I think another very important reason to Foursquare’s success was how long they have held off from really turning on the business model.
Now of course, not everyone has the luxury of time. Foursquare has been funded for many years, and have not been under pressure to generate revenue prematurely.
When Foursquare did decide to start start looking at a business model, they already have much of what they needed already in place. Foursquare already had checkin data from millions of users and they had already built out the Merchant tools that were already being used. Foursquare can now start showing the value from the billions of checkins they have collected over the last couple of years.
I think it is a shame when startups start clutching at straws for a business model. As I wrote about in Avoiding the “Brand partnership” trap, a lot of startups try to emulate the success of Foursquare by copying their business model, but changing it slightly to try and fit their product.
Just because a business model works for one product, does not mean it will work for your slightly resegmented product.
Also, let’s be honest, any kind of business model in the early days of a product like a location app, social network or photo application is a huge turn off.
If you are feeling the pressure to find a business model, hit targets and turn into a profitable business, perhaps you shouldn’t of taken that investor money.
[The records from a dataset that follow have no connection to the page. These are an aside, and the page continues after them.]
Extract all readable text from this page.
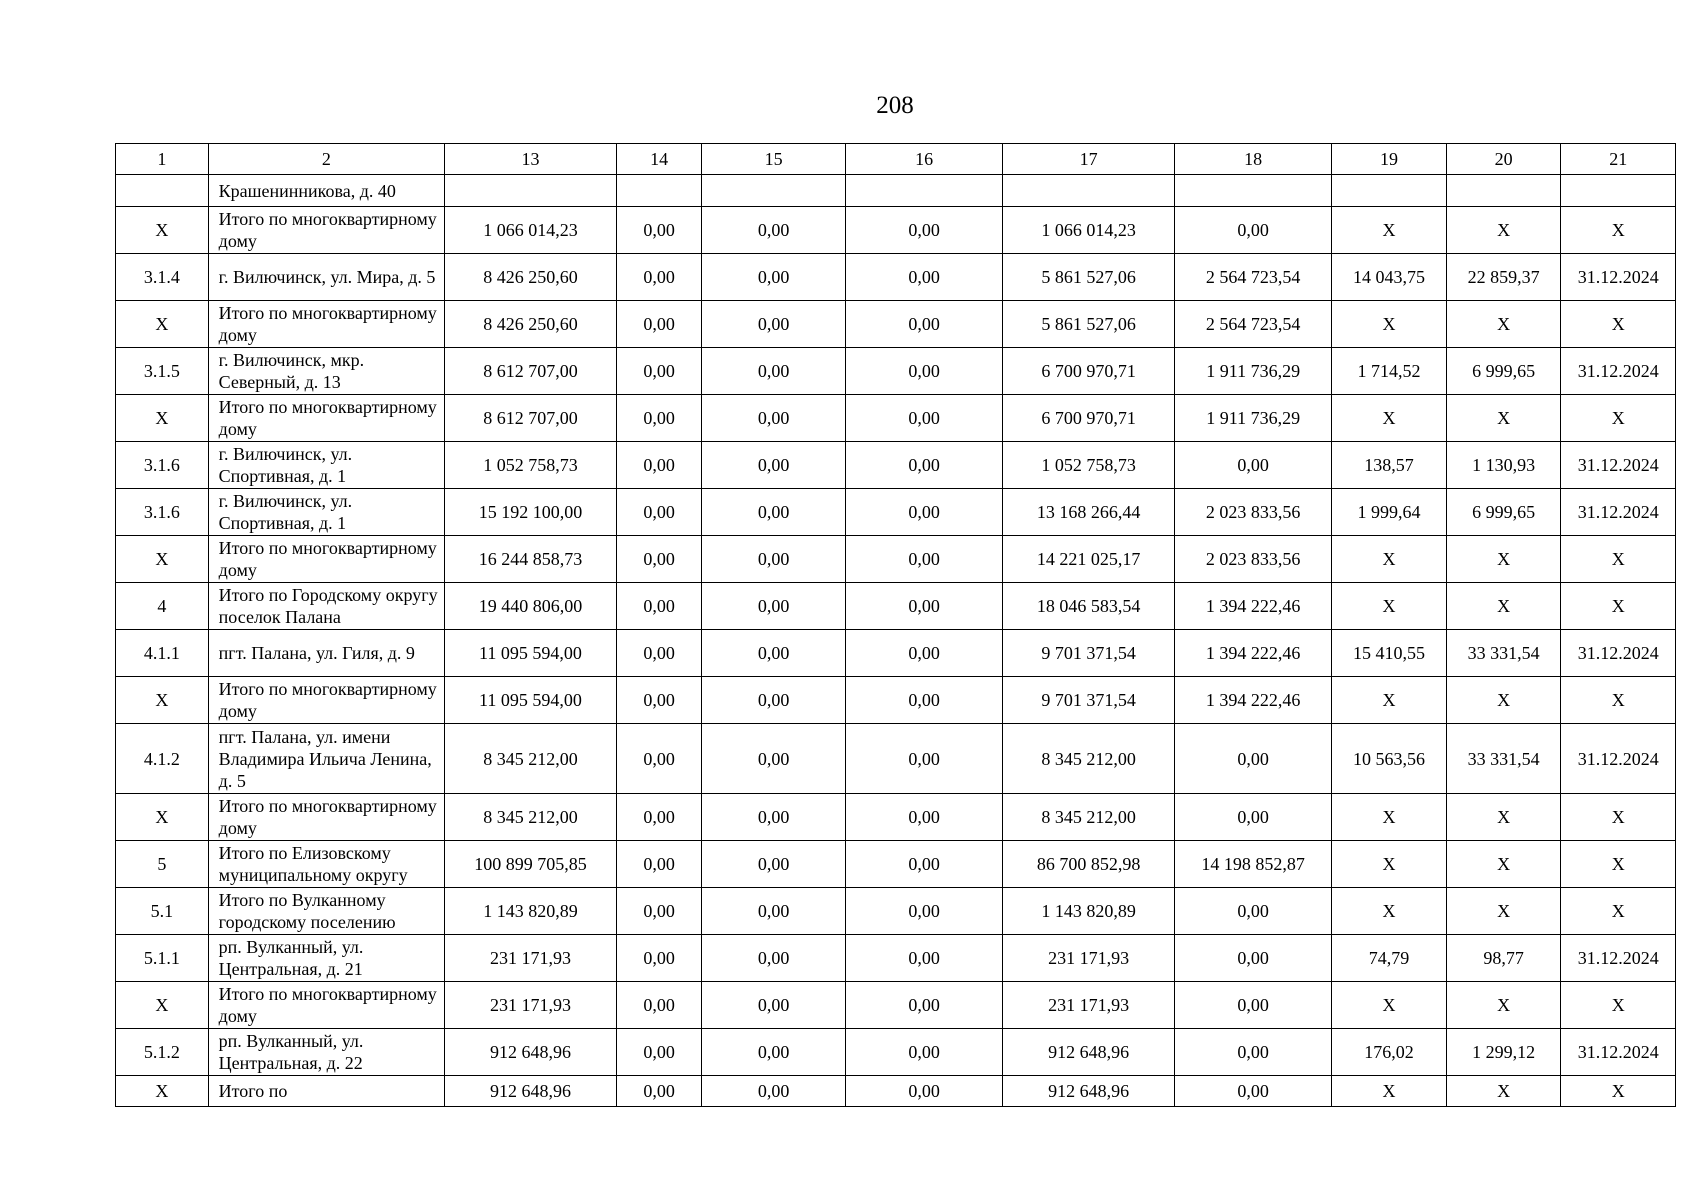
208
1	2	13	14	15	16	17	18	19	20	21
	Крашенинникова, д. 40									
Х	Итого по многоквартирному дому	1 066 014,23	0,00	0,00	0,00	1 066 014,23	0,00	Х	Х	Х
3.1.4	г. Вилючинск, ул. Мира, д. 5	8 426 250,60	0,00	0,00	0,00	5 861 527,06	2 564 723,54	14 043,75	22 859,37	31.12.2024
Х	Итого по многоквартирному дому	8 426 250,60	0,00	0,00	0,00	5 861 527,06	2 564 723,54	Х	Х	Х
3.1.5	г. Вилючинск, мкр. Северный, д. 13	8 612 707,00	0,00	0,00	0,00	6 700 970,71	1 911 736,29	1 714,52	6 999,65	31.12.2024
Х	Итого по многоквартирному дому	8 612 707,00	0,00	0,00	0,00	6 700 970,71	1 911 736,29	Х	Х	Х
3.1.6	г. Вилючинск, ул. Спортивная, д. 1	1 052 758,73	0,00	0,00	0,00	1 052 758,73	0,00	138,57	1 130,93	31.12.2024
3.1.6	г. Вилючинск, ул. Спортивная, д. 1	15 192 100,00	0,00	0,00	0,00	13 168 266,44	2 023 833,56	1 999,64	6 999,65	31.12.2024
Х	Итого по многоквартирному дому	16 244 858,73	0,00	0,00	0,00	14 221 025,17	2 023 833,56	Х	Х	Х
4	Итого по Городскому округу поселок Палана	19 440 806,00	0,00	0,00	0,00	18 046 583,54	1 394 222,46	Х	Х	Х
4.1.1	пгт. Палана, ул. Гиля, д. 9	11 095 594,00	0,00	0,00	0,00	9 701 371,54	1 394 222,46	15 410,55	33 331,54	31.12.2024
Х	Итого по многоквартирному дому	11 095 594,00	0,00	0,00	0,00	9 701 371,54	1 394 222,46	Х	Х	Х
4.1.2	пгт. Палана, ул. имени Владимира Ильича Ленина, д. 5	8 345 212,00	0,00	0,00	0,00	8 345 212,00	0,00	10 563,56	33 331,54	31.12.2024
Х	Итого по многоквартирному дому	8 345 212,00	0,00	0,00	0,00	8 345 212,00	0,00	Х	Х	Х
5	Итого по Елизовскому муниципальному округу	100 899 705,85	0,00	0,00	0,00	86 700 852,98	14 198 852,87	Х	Х	Х
5.1	Итого по Вулканному городскому поселению	1 143 820,89	0,00	0,00	0,00	1 143 820,89	0,00	Х	Х	Х
5.1.1	рп. Вулканный, ул. Центральная, д. 21	231 171,93	0,00	0,00	0,00	231 171,93	0,00	74,79	98,77	31.12.2024
Х	Итого по многоквартирному дому	231 171,93	0,00	0,00	0,00	231 171,93	0,00	Х	Х	Х
5.1.2	рп. Вулканный, ул. Центральная, д. 22	912 648,96	0,00	0,00	0,00	912 648,96	0,00	176,02	1 299,12	31.12.2024
Х	Итого по	912 648,96	0,00	0,00	0,00	912 648,96	0,00	Х	Х	Х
Instead you could of continued with the product as a project, allowing yourself the time, room and opportunity to find something that really works.
And finally, arguably Foursquare’s biggest success has been their ability to turn their product into a utility. Foursquare is now a huge resource for local information. If you go to Foursquare.com you will see how Foursquare has transformed into a search engine for local data. This is obviously a huge opportunity even if Foursquare only emulates the Google Adwords business model, although Foursquare seems to have an even bigger opportunity than what Google has achieved through the power of local and connecting the gap between online, mobile and physical locations.
A while ago I wrote about the importance of Moving your product from a fad to a utility. I believe the really big, next generation of companies will need to make this transition in order to stay relevant to it’s users for the long term.